Yellow light: Slow down and use caution. The statement contains a minor but significant factual error or is lacking important context. You may also see a yellow light when the speaker in question tried to get something right but made an honest mistake that misinterprets a piece of data.

That said, these two ads merit two different rulings. Viewers should use caution as they approach the League of Conservation voters ad, which is a bit tricky because it references the coal ash spill immediately before talking about the clean up costs. The proximity of those two mentions could lead to confusion over who is paying for the spill versus who is paying for the ponds that haven't spilled. But the ad does go on to say there is the potential for voters to clean up "coal ash dumps," not the spill itself. 

Also, the ad hedges significantly when it says that Tillis "is willing" to let ratepayers to pick up the cleanup tab for the coal ash ponds. That's a step short of saying rate payers will, for certain, be shouldering that cost. Therefore it gets a yellow light on our fact-checking scale, and that light only just barely turned from green.
Red light: Stop right there. The statement in question is demonstrably false or unfounded. Even if some of the numbers or other facts cited are correct, the overall conclusion does not hold u

The N.C. Families First ad goes further, and viewers should hit the brakes when they encounter it.

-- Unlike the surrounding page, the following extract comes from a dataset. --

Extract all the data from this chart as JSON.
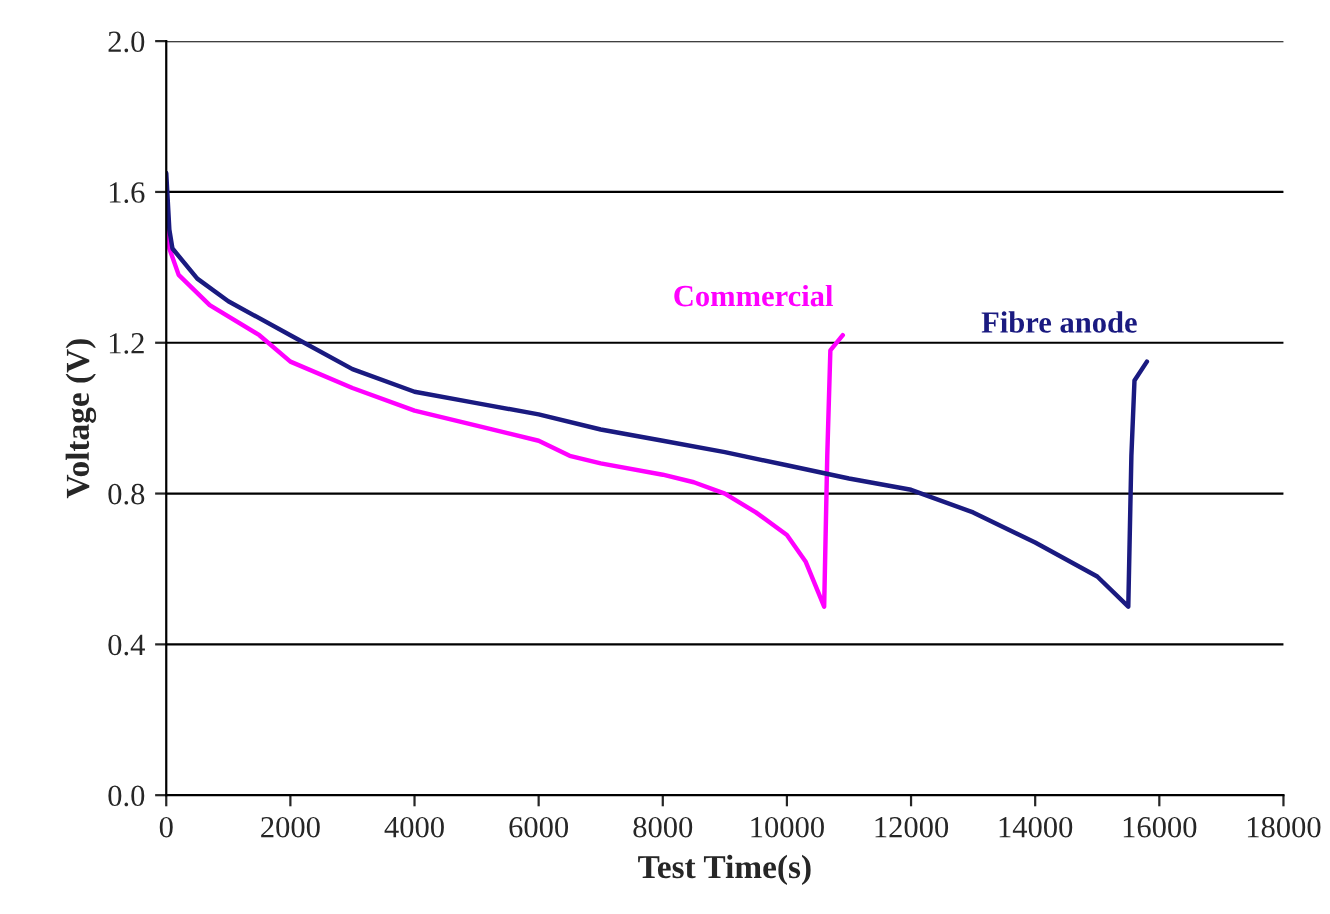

It says "Chad Barefoot voted to let Duke Energy raise our electric bill to pay for their mess." The bill Barefoot voted for imposed a temporary moratorium on Duke's ability to seek a rate increase related to cleanup costs. It did not alter the process through which power companies have been able to seek rate increases – the company still has to convince the state's Utilities Commission that a rate increase is warranted.

Yes, this means lawmakers didn't slam the door on a potential future rate hike, but neither did they explicitly clear the way for one or allow Duke to act without further state supervision. For the average viewer, this ad does more than merely raise the specter of a possible rate hike but says their power bills are definitely going up as a result of Barefoot's vote. That's not the case, and therefore this ad gets a red light on our fact-checking scale.